The solution of FIG. 2 is not however entirely satisfactory.

Coaxial connections are in fact fragile and sensitive to galvanic sections. Furthermore, the micro-strip power supply line L has large linear losses, generally greater than the wave guide losses.

The prior art discloses, for example in the document U.S. Pat. No. 6,509,874, the addition of a slot in the earth plane opposite each sub-network power supply line and the fitting of a wave guide—in the form of a channel made on the surface of a metal body—with respect to the earth plane so that said guide extends perpendicularly to the sub-networks. In this way an electromagnetic coupling is created by the slot between said wave guide and each of the sub-network power supply lines.

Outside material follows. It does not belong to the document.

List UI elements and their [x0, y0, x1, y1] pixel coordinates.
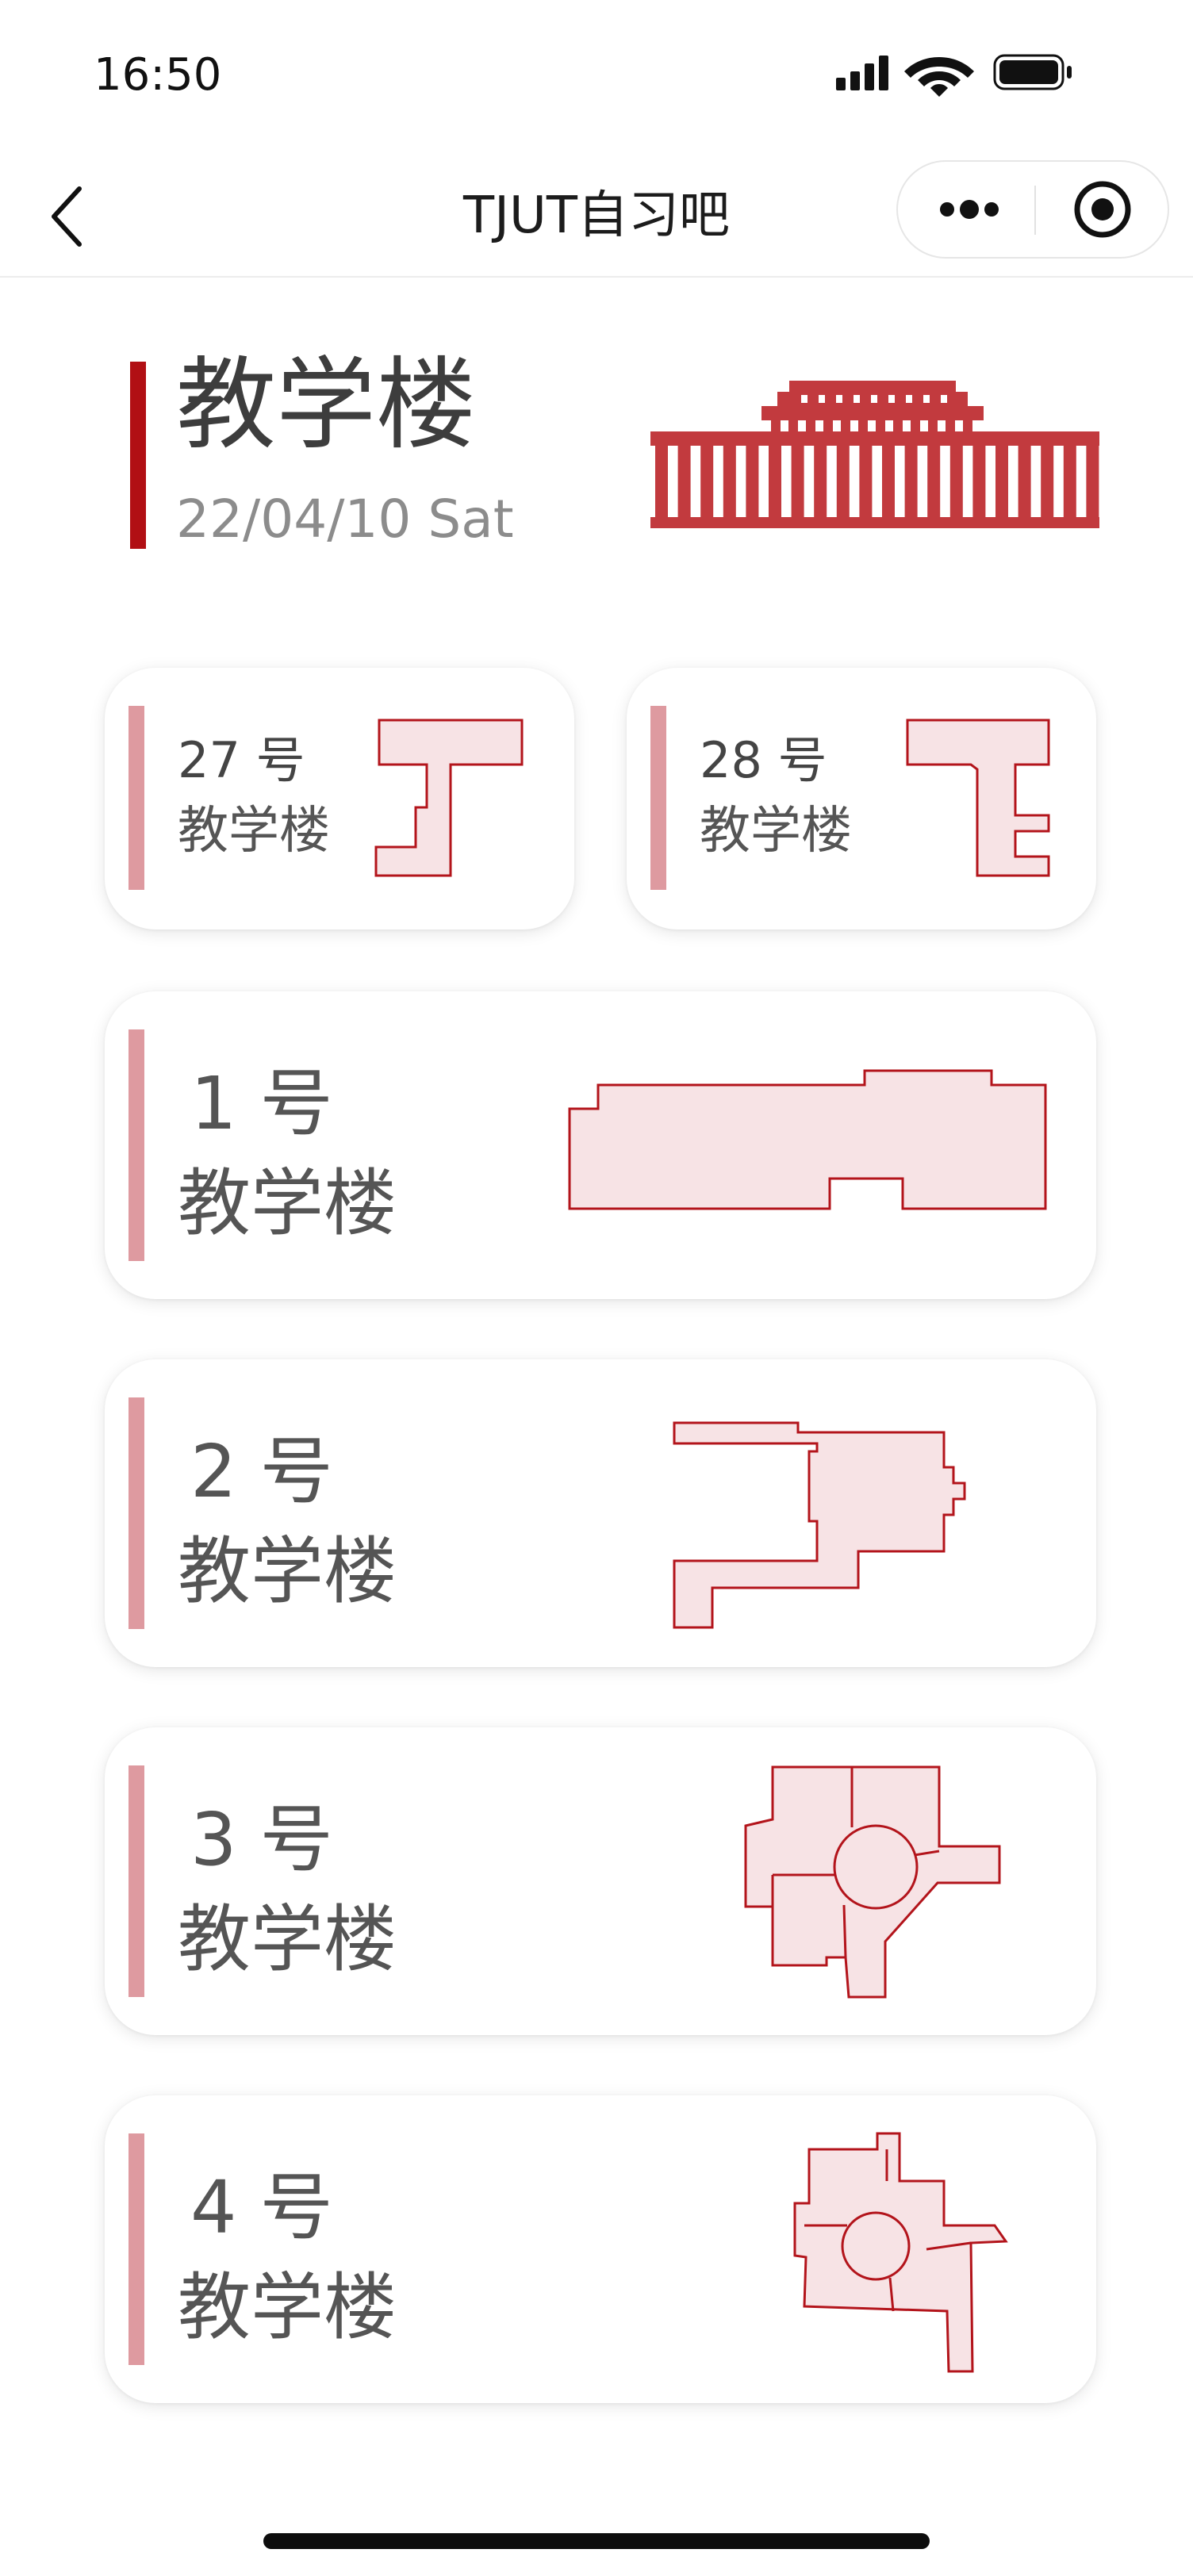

However, with such an orthogonal set-up, the sub-networks are powered in opposite phase (every 180°). Therefore means are required to compensate the +/−180° of phase offset.

The document U.S. Pat. No. 6,509,874 thus shows (compare especially FIG. 3b) a sub-network power supply by slots in opposite phase, and phase correction achieved by moving the rows of radiating elements along the power supply line by an electrical length of +/−180°.